‘This ain’t Canada right now’: G20 police violated Charter rights, court rules
By targeting protesters for searches and not letting them proceed, York Police violated Charter rights in June 2010, the appeals court decides.
Paul Figueiras stands at the entrance to St. Andrew's Church on King St. W., near where he was stopped by a York Region police officer on June 27, 2010, who demanded that he submit to a search and told him, "This ain't Canada right now. ... There is no civil rights in this area." Nearly five years later Figueiras has found vindication in an appeal court decision saying his Charter rights had been violated.
The Toronto Star, By Marco Chown Oved, Staff Reporter, Published on Mon Mar 30 2015
In a decision being hailed as a victory for civil liberties, the Court of Appeal has ruled that a group of G20 demonstrators who were prevented from approaching the security fence unless they submitted to a search had their Charter rights violated.
“It’s a victory for peaceful demonstrators,” said Kiel Ardal, one of the lawyers who argued the case. “We hope that police change their behaviour because of this ruling.”
The altercation between protester Paul Figueiras and a group of York Region police on June 27, 2010, gained notoriety thanks to a video posted to YouTube in which Sgt. Mark Charlebois says: “This ain’t Canada right now … There is no civil rights here in this area.”

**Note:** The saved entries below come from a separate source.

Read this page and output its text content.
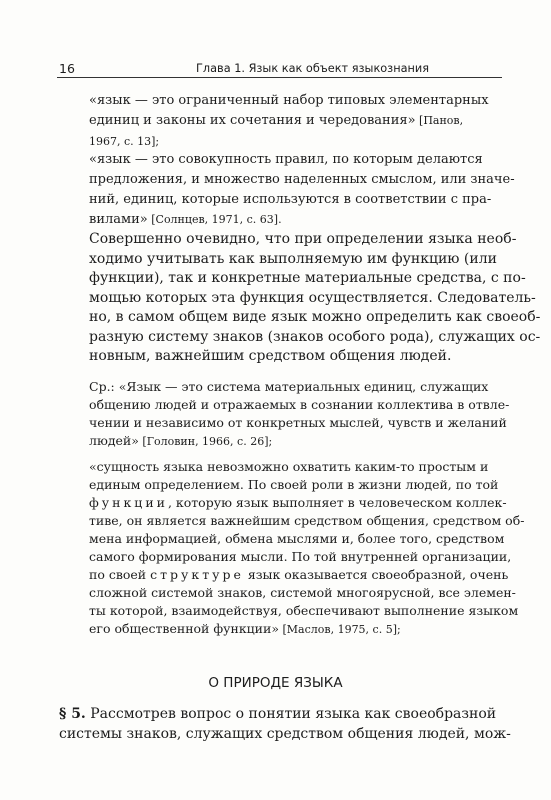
16	Глава 1. Язык как объект языкознания
«язык — это ограниченный набор типовых элементарных
единиц и законы их сочетания и чередования» [Панов,
1967, с. 13];
«язык — это совокупность правил, по которым делаются
предложения, и множество наделенных смыслом, или значе-
ний, единиц, которые используются в соответствии с пра-
вилами» [Солнцев, 1971, с. 63].
Совершенно очевидно, что при определении языка необ-
ходимо учитывать как выполняемую им функцию (или
функции), так и конкретные материальные средства, с по-
мощью которых эта функция осуществляется. Следователь-
но, в самом общем виде язык можно определить как своеоб-
разную систему знаков (знаков особого рода), служащих ос-
новным, важнейшим средством общения людей.
Ср.: «Язык — это система материальных единиц, служащих
общению людей и отражаемых в сознании коллектива в отвле-
чении и независимо от конкретных мыслей, чувств и желаний
людей» [Головин, 1966, с. 26];
«сущность языка невозможно охватить каким-то простым и
единым определением. По своей роли в жизни людей, по той
функции, которую язык выполняет в человеческом коллек-
тиве, он является важнейшим средством общения, средством об-
мена информацией, обмена мыслями и, более того, средством
самого формирования мысли. По той внутренней организации,
по своей структуре язык оказывается своеобразной, очень
сложной системой знаков, системой многоярусной, все элемен-
ты которой, взаимодействуя, обеспечивают выполнение языком
его общественной функции» [Маслов, 1975, с. 5];
О ПРИРОДЕ ЯЗЫКА
§ 5. Рассмотрев вопрос о понятии языка как своеобразной
системы знаков, служащих средством общения людей, мож-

In his suit, Figueiras asked for no money, just a declaration that his rights had been breached.
Sgt. Mark Charlebois, left, found guilty of violating Charter of Rights and Freedoms of Canada
“The actions taken by Sgt. Charlebois and his team were not reasonably necessary and had little, if any, impact in reducing threats to public safety, imminent or otherwise,” wrote Justice Paul Rouleau, on behalf of justices Katherine van Rensburg and Gladys Pardu. “The respondents violated Mr. Figueiras’s common law right to travel unimpeded on a public highway, and … they also violated his Charter right to freedom of expression.”
On the Sunday of the G20 weekend in June 2010 — the day after “Black Bloc” protesters smashed windows and set police cars on fire — Figueiras and a group of friends headed downtown with a sign and pamphlets advocating veganism and animal rights. They were stopped by a group of York Region Police officers at the corner of King St. W. and University Ave. and told that they could not proceed unless they allowed their bags to be searched.
When Figueiras declined, the commanding officer, Charlebois, put his arm around him and said: “You don’t get a choice.”
Charlebois then pushed Figueiras away and told him to “get moving.”
For this, the judges ruled that Charlebois had also committed battery.
Even though it took almost five years to obtain, Figueiras says the ruling was worth the wait.
“This case is not just about my rights; it’s about the rights of all Canadians,” he said. The police “abused their powers to intimidate and to bully peaceful demonstrators during the (G20) summit, and I just wanted to do something to try and ensure that these types of abuses don’t happen again.”
While the decision’s significance shouldn’t be overstated because it was based heavily on context, it still constitutes a victory for individual liberties in Canada, said Osgoode Law School professor Alan Young.
“In the last 20 years, there’s been a gradual increase in police powers … This is a little bit of a retreat and more reflective of a fundamental view of what our rights are,” said Young, who wasn’t involved in the case. “Just because you have security concerns doesn’t mean you can infringe upon people’s Charter rights.”
The Court of Appeal judges ruled that Charlebois wasn’t acting under orders and had arbitrarily decided that suspected demonstrators were to be searched.
The previous Superior Court ruling had compared the situation to the searches conducted at airports or courthouses. However, the Appeal Court judges disagreed, because Charlebois didn’t search everyone and only targeted protesters.
“Stops that target an identifiable group must be ‘carefully scrutinized’ … The basis for targeting would-be demonstrators, as a group, is weak and does not, in my view, rise to the level of reasonable suspicion,” Rouleau ruled, adding: “We want to be safe, but we need to be free.”
While Supt. Mark Fenton awaits the results of his discipline hearing, few police officers have been held accountable for the mass arrests and “kettling” during the G20.
The only officer to be criminally convicted for his actions that weekend, Const. Babak Andalib-Goortani, will not serve any jail time.